Don't be fooled by China's coronavirus propaganda

8 April 2020

8:20 PM

8 April 2020

8:20 PM

As the world wages war on coronavirus, China is in full propaganda mode. Its foreign ministry spokesman Zhao Lijian has claimed the US military might have brought Covid-19 to Wuhan, a lie parroted by several embassy Twitter accounts. It has also sent doctors and medical supplies to Europe and to the United States. Never one to let a good crisis go to waste, China’s leader Xi Jinping has reportedly suggested that the aid Beijing has provided could form the basis of a ‘health silk road’ connecting Europe to China.

But make no mistake: China’s activities are designed to distract from its own culpability. Through its actions and its words, Beijing is seeking to convince the world that Covid-19 did not originate in China, and that the world should be grateful for all that China is doing to halt the spread of the virus. These narratives had some initial success, although this is largely because of what the West did wrong, rather than because of anything China did right.

Nowhere is this clearer than in Italy. In early March, Beijing sent masks, respirators and specialist doctors to Italy. This came at a time when the European Union and its members were largely ignoring Rome’s calls for help. China’s efforts earnt it predictable plaudits from the Italian government, which includes populists with a predictably pro-authoritarian streak.

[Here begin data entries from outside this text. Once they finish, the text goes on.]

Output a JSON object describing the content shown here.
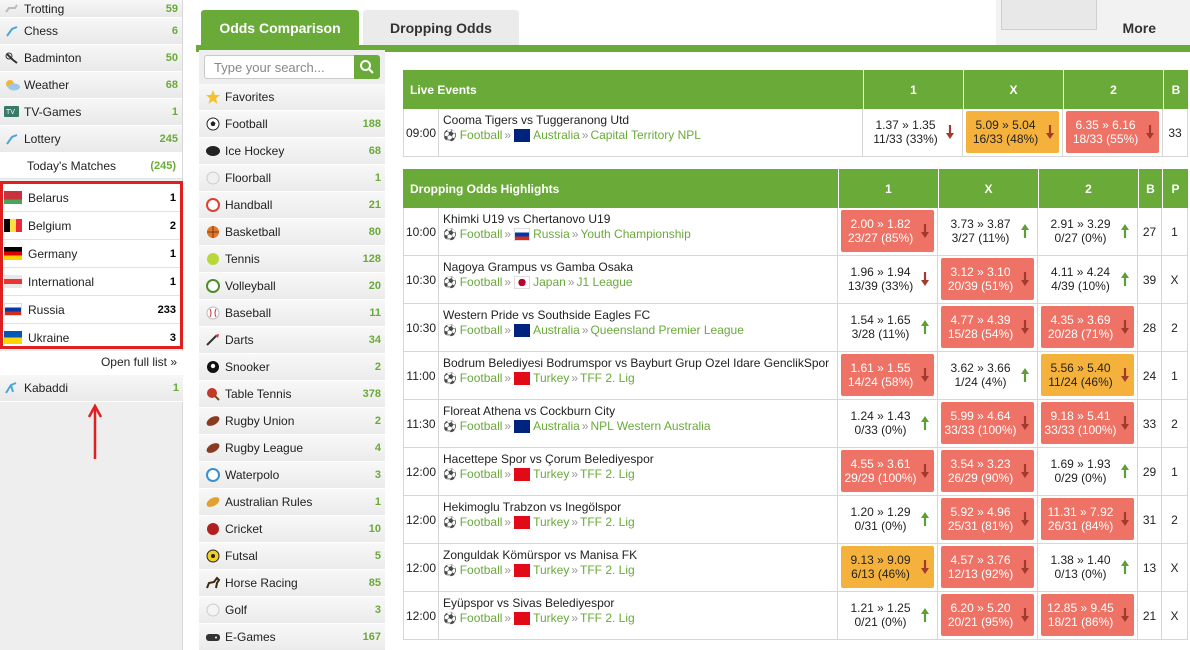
{
  "left_sidebar": {
    "items_top": [
      {
        "name": "Trotting",
        "count": "59",
        "icon": "horse-icon"
      },
      {
        "name": "Chess",
        "count": "6",
        "icon": "chess-icon"
      },
      {
        "name": "Badminton",
        "count": "50",
        "icon": "badminton-icon"
      },
      {
        "name": "Weather",
        "count": "68",
        "icon": "weather-icon"
      },
      {
        "name": "TV-Games",
        "count": "1",
        "icon": "tv-icon"
      },
      {
        "name": "Lottery",
        "count": "245",
        "icon": "lottery-icon"
      }
    ],
    "today": {
      "label": "Today's Matches",
      "count": "(245)"
    },
    "countries": [
      {
        "name": "Belarus",
        "count": "1"
      },
      {
        "name": "Belgium",
        "count": "2"
      },
      {
        "name": "Germany",
        "count": "1"
      },
      {
        "name": "International",
        "count": "1"
      },
      {
        "name": "Russia",
        "count": "233"
      },
      {
        "name": "Ukraine",
        "count": "3"
      }
    ],
    "open_full_list": "Open full list »",
    "kabaddi": {
      "name": "Kabaddi",
      "count": "1"
    }
  },
  "search": {
    "placeholder": "Type your search..."
  },
  "sports": [
    {
      "name": "Favorites",
      "count": ""
    },
    {
      "name": "Football",
      "count": "188"
    },
    {
      "name": "Ice Hockey",
      "count": "68"
    },
    {
      "name": "Floorball",
      "count": "1"
    },
    {
      "name": "Handball",
      "count": "21"
    },
    {
      "name": "Basketball",
      "count": "80"
    },
    {
      "name": "Tennis",
      "count": "128"
    },
    {
      "name": "Volleyball",
      "count": "20"
    },
    {
      "name": "Baseball",
      "count": "11"
    },
    {
      "name": "Darts",
      "count": "34"
    },
    {
      "name": "Snooker",
      "count": "2"
    },
    {
      "name": "Table Tennis",
      "count": "378"
    },
    {
      "name": "Rugby Union",
      "count": "2"
    },
    {
      "name": "Rugby League",
      "count": "4"
    },
    {
      "name": "Waterpolo",
      "count": "3"
    },
    {
      "name": "Australian Rules",
      "count": "1"
    },
    {
      "name": "Cricket",
      "count": "10"
    },
    {
      "name": "Futsal",
      "count": "5"
    },
    {
      "name": "Horse Racing",
      "count": "85"
    },
    {
      "name": "Golf",
      "count": "3"
    },
    {
      "name": "E-Games",
      "count": "167"
    }
  ],
  "tabs": {
    "odds_comparison": "Odds Comparison",
    "dropping_odds": "Dropping Odds",
    "more": "More"
  },
  "live": {
    "header": {
      "title": "Live Events",
      "c1": "1",
      "cx": "X",
      "c2": "2",
      "b": "B"
    },
    "rows": [
      {
        "time": "09:00",
        "match": "Cooma Tigers vs Tuggeranong Utd",
        "sport": "Football",
        "country": "Australia",
        "league": "Capital Territory NPL",
        "o1": {
          "odds": "1.37 » 1.35",
          "pct": "11/33 (33%)",
          "color": "none",
          "dir": "down"
        },
        "ox": {
          "odds": "5.09 » 5.04",
          "pct": "16/33 (48%)",
          "color": "orange",
          "dir": "down"
        },
        "o2": {
          "odds": "6.35 » 6.16",
          "pct": "18/33 (55%)",
          "color": "red",
          "dir": "down"
        },
        "b": "33"
      }
    ]
  },
  "dropping": {
    "header": {
      "title": "Dropping Odds Highlights",
      "c1": "1",
      "cx": "X",
      "c2": "2",
      "b": "B",
      "p": "P"
    },
    "rows": [
      {
        "time": "10:00",
        "match": "Khimki U19 vs Chertanovo U19",
        "sport": "Football",
        "country": "Russia",
        "league": "Youth Championship",
        "o1": {
          "odds": "2.00 » 1.82",
          "pct": "23/27 (85%)",
          "color": "red",
          "dir": "down"
        },
        "ox": {
          "odds": "3.73 » 3.87",
          "pct": "3/27 (11%)",
          "color": "none",
          "dir": "up"
        },
        "o2": {
          "odds": "2.91 » 3.29",
          "pct": "0/27 (0%)",
          "color": "none",
          "dir": "up"
        },
        "b": "27",
        "p": "1"
      },
      {
        "time": "10:30",
        "match": "Nagoya Grampus vs Gamba Osaka",
        "sport": "Football",
        "country": "Japan",
        "league": "J1 League",
        "o1": {
          "odds": "1.96 » 1.94",
          "pct": "13/39 (33%)",
          "color": "none",
          "dir": "down"
        },
        "ox": {
          "odds": "3.12 » 3.10",
          "pct": "20/39 (51%)",
          "color": "red",
          "dir": "down"
        },
        "o2": {
          "odds": "4.11 » 4.24",
          "pct": "4/39 (10%)",
          "color": "none",
          "dir": "up"
        },
        "b": "39",
        "p": "X"
      },
      {
        "time": "10:30",
        "match": "Western Pride vs Southside Eagles FC",
        "sport": "Football",
        "country": "Australia",
        "league": "Queensland Premier League",
        "o1": {
          "odds": "1.54 » 1.65",
          "pct": "3/28 (11%)",
          "color": "none",
          "dir": "up"
        },
        "ox": {
          "odds": "4.77 » 4.39",
          "pct": "15/28 (54%)",
          "color": "red",
          "dir": "down"
        },
        "o2": {
          "odds": "4.35 » 3.69",
          "pct": "20/28 (71%)",
          "color": "red",
          "dir": "down"
        },
        "b": "28",
        "p": "2"
      },
      {
        "time": "11:00",
        "match": "Bodrum Belediyesi Bodrumspor vs Bayburt Grup Ozel Idare GenclikSpor",
        "sport": "Football",
        "country": "Turkey",
        "league": "TFF 2. Lig",
        "o1": {
          "odds": "1.61 » 1.55",
          "pct": "14/24 (58%)",
          "color": "red",
          "dir": "down"
        },
        "ox": {
          "odds": "3.62 » 3.66",
          "pct": "1/24 (4%)",
          "color": "none",
          "dir": "up"
        },
        "o2": {
          "odds": "5.56 » 5.40",
          "pct": "11/24 (46%)",
          "color": "orange",
          "dir": "down"
        },
        "b": "24",
        "p": "1"
      },
      {
        "time": "11:30",
        "match": "Floreat Athena vs Cockburn City",
        "sport": "Football",
        "country": "Australia",
        "league": "NPL Western Australia",
        "o1": {
          "odds": "1.24 » 1.43",
          "pct": "0/33 (0%)",
          "color": "none",
          "dir": "up"
        },
        "ox": {
          "odds": "5.99 » 4.64",
          "pct": "33/33 (100%)",
          "color": "red",
          "dir": "down"
        },
        "o2": {
          "odds": "9.18 » 5.41",
          "pct": "33/33 (100%)",
          "color": "red",
          "dir": "down"
        },
        "b": "33",
        "p": "2"
      },
      {
        "time": "12:00",
        "match": "Hacettepe Spor vs Çorum Belediyespor",
        "sport": "Football",
        "country": "Turkey",
        "league": "TFF 2. Lig",
        "o1": {
          "odds": "4.55 » 3.61",
          "pct": "29/29 (100%)",
          "color": "red",
          "dir": "down"
        },
        "ox": {
          "odds": "3.54 » 3.23",
          "pct": "26/29 (90%)",
          "color": "red",
          "dir": "down"
        },
        "o2": {
          "odds": "1.69 » 1.93",
          "pct": "0/29 (0%)",
          "color": "none",
          "dir": "up"
        },
        "b": "29",
        "p": "1"
      },
      {
        "time": "12:00",
        "match": "Hekimoglu Trabzon vs Inegölspor",
        "sport": "Football",
        "country": "Turkey",
        "league": "TFF 2. Lig",
        "o1": {
          "odds": "1.20 » 1.29",
          "pct": "0/31 (0%)",
          "color": "none",
          "dir": "up"
        },
        "ox": {
          "odds": "5.92 » 4.96",
          "pct": "25/31 (81%)",
          "color": "red",
          "dir": "down"
        },
        "o2": {
          "odds": "11.31 » 7.92",
          "pct": "26/31 (84%)",
          "color": "red",
          "dir": "down"
        },
        "b": "31",
        "p": "2"
      },
      {
        "time": "12:00",
        "match": "Zonguldak Kömürspor vs Manisa FK",
        "sport": "Football",
        "country": "Turkey",
        "league": "TFF 2. Lig",
        "o1": {
          "odds": "9.13 » 9.09",
          "pct": "6/13 (46%)",
          "color": "orange",
          "dir": "down"
        },
        "ox": {
          "odds": "4.57 » 3.76",
          "pct": "12/13 (92%)",
          "color": "red",
          "dir": "down"
        },
        "o2": {
          "odds": "1.38 » 1.40",
          "pct": "0/13 (0%)",
          "color": "none",
          "dir": "up"
        },
        "b": "13",
        "p": "X"
      },
      {
        "time": "12:00",
        "match": "Eyüpspor vs Sivas Belediyespor",
        "sport": "Football",
        "country": "Turkey",
        "league": "TFF 2. Lig",
        "o1": {
          "odds": "1.21 » 1.25",
          "pct": "0/21 (0%)",
          "color": "none",
          "dir": "up"
        },
        "ox": {
          "odds": "6.20 » 5.20",
          "pct": "20/21 (95%)",
          "color": "red",
          "dir": "down"
        },
        "o2": {
          "odds": "12.85 » 9.45",
          "pct": "18/21 (86%)",
          "color": "red",
          "dir": "down"
        },
        "b": "21",
        "p": "X"
      }
    ]
  },
  "colors": {
    "accent_green": "#6aaa39",
    "drop_red": "#ee7366",
    "drop_orange": "#f4b13b",
    "arrow_down": "#a33a2e",
    "arrow_up": "#5e9e36",
    "highlight_border": "#e02020"
  }
}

Following weeks of inaction, the EU Commission has now begun to counter the Chinese Communist party’s propaganda by stressing, for example, that France and Germany combined have donated more masks to Italy than China.

There are few signs – at the moment – that anybody within mainstream UK politics has fallen for what David Patrikarakos has called China’s ‘masked diplomacy‘. But anyone who doubts the impact that the CCP’s propaganda has had on the UK should read the publicly-available minutes from the meetings of the New and Emerging Respiratory Virus Threats Advisory Group (Nervtag).

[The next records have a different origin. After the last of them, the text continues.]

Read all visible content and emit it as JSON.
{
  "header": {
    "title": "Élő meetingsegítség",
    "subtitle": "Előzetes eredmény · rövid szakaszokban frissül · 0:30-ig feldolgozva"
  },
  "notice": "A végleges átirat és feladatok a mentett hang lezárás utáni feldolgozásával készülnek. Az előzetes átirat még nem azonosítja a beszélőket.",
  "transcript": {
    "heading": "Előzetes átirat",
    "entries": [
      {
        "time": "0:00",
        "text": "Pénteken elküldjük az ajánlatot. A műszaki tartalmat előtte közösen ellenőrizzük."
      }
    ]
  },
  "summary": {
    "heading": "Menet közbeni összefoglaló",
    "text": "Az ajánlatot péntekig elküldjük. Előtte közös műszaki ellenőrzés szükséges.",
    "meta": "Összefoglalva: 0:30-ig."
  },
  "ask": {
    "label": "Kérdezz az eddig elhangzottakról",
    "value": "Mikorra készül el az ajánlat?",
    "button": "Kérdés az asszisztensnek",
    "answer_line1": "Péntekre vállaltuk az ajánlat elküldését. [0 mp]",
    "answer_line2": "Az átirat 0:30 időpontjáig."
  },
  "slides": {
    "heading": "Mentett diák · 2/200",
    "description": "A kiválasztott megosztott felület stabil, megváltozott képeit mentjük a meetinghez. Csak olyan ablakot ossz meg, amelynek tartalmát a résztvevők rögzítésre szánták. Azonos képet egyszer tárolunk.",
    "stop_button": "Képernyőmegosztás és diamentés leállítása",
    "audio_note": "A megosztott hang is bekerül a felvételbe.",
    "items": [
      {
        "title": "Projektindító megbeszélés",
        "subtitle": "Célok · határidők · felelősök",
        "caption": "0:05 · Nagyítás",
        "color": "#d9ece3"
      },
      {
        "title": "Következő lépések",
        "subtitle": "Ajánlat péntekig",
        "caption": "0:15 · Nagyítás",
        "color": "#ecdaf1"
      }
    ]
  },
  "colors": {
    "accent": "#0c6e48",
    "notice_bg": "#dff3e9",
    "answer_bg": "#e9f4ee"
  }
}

Nervtag acts as an advisory group to the chief medical officer. It was first convened at the request of the Department of Health and Social Care on 13 January 2020. The Department relied on Nervtag to make changes to public health advice and equipment guidance for the NHS. Nervtag was thus central to the UK’s response to Covid-19 – and reading the minutes from its meetings shows, in excruciating detail, how the UK’s initial response was hampered by Beijing’s lies.

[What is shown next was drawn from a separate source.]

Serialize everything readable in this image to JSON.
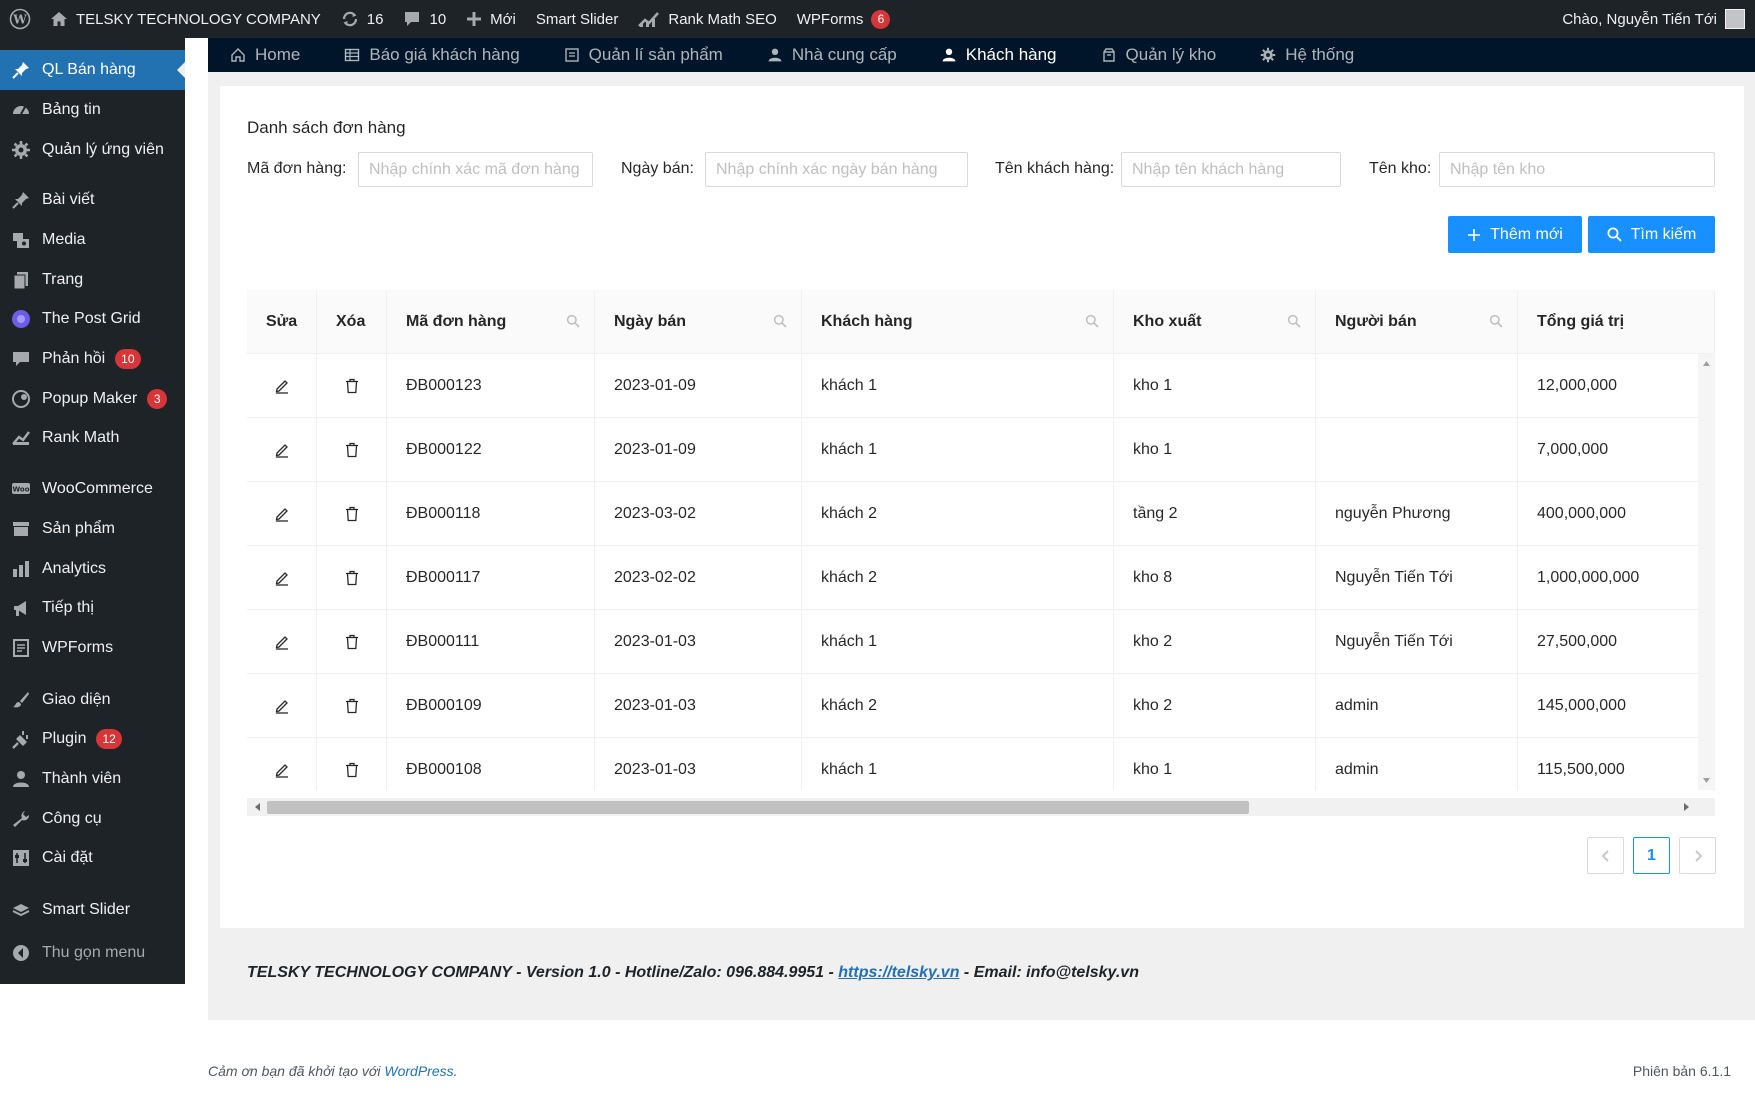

When Nervtag met for the first time, the World Health Organisation (WHO) was reporting, based on data supplied to it by China, that there were no cases of medics contracting Covid-19; there had been only 41 cases of Covid-19 between 8 December 2019 and 2 January 2020; and, there had been no additional cases since 3 January 2020. All of this was untrue, and the CCP had already begun to persecute anyone who dared to speak the truth. But Nervtag concluded ‘based on current available information’ that the risk to the UK population was ‘Very Low’.

Nervtag next met on 21 January. At the time, the WHO said – again, based on Chinese data – it was not possible to determine for certain if a feature of Covid-19 was ‘self-sustaining human transmission’ (i.e., human-to-human transmission). This was the case and – by this stage – surely well known in China. As early as the second week of December 2019, doctors in Wuhan had reported cases that indicated human-to-human transmission. But Nervtag did not know this, and only moved its threat-assessment to ‘Low‘.

On 28 January, when Nervtag next met, the situation was bleaker. The Group recognised – following a WHO Emergency Committee meeting – that human-to-human transmission was occurring. Even at this stage, however, Nervtag commented that ‘a large amount of data’ supplied by China was inadequate or incomplete. Two days later, the WHO declared an international emergency. And on 31 January, the first two cases of Covid-19 were confirmed in the UK.

It is, of course, unclear whether the UK would have acted differently had it had access to all the available information. Perhaps ‘herd immunity’ would not have been trialled, but perhaps it would. We may have gone into isolation sooner, began social distancing faster, or had additional measures and precautions imposed upon us. But it is clear that China’s obfuscations, which were repeated by the WHO, lulled the UK – and other countries – into a false position.

China’s behaviour is taken from the authoritarian playbook. The CCP sought to conceal bad news from its own citizens, and then to conceal bad news from the outside world. In doing so, as a recent Henry Jackson Society report makes clear, Beijing breached its obligations under the International Health Regulations to share – in full – data relating to emerging diseases. This undoubtedly led to deaths outside of China’s borders, perhaps within the UK’s.

Like other authoritarian states, China abides by its international obligations when it believes it is in its interests to do so, and ignores them when it is not. When all of this is over, China will have questions to answer – but we should not expect straight answers.

Dr Andrew Foxall is Director of Research at the Henry Jackson Society, the international affairs think tank.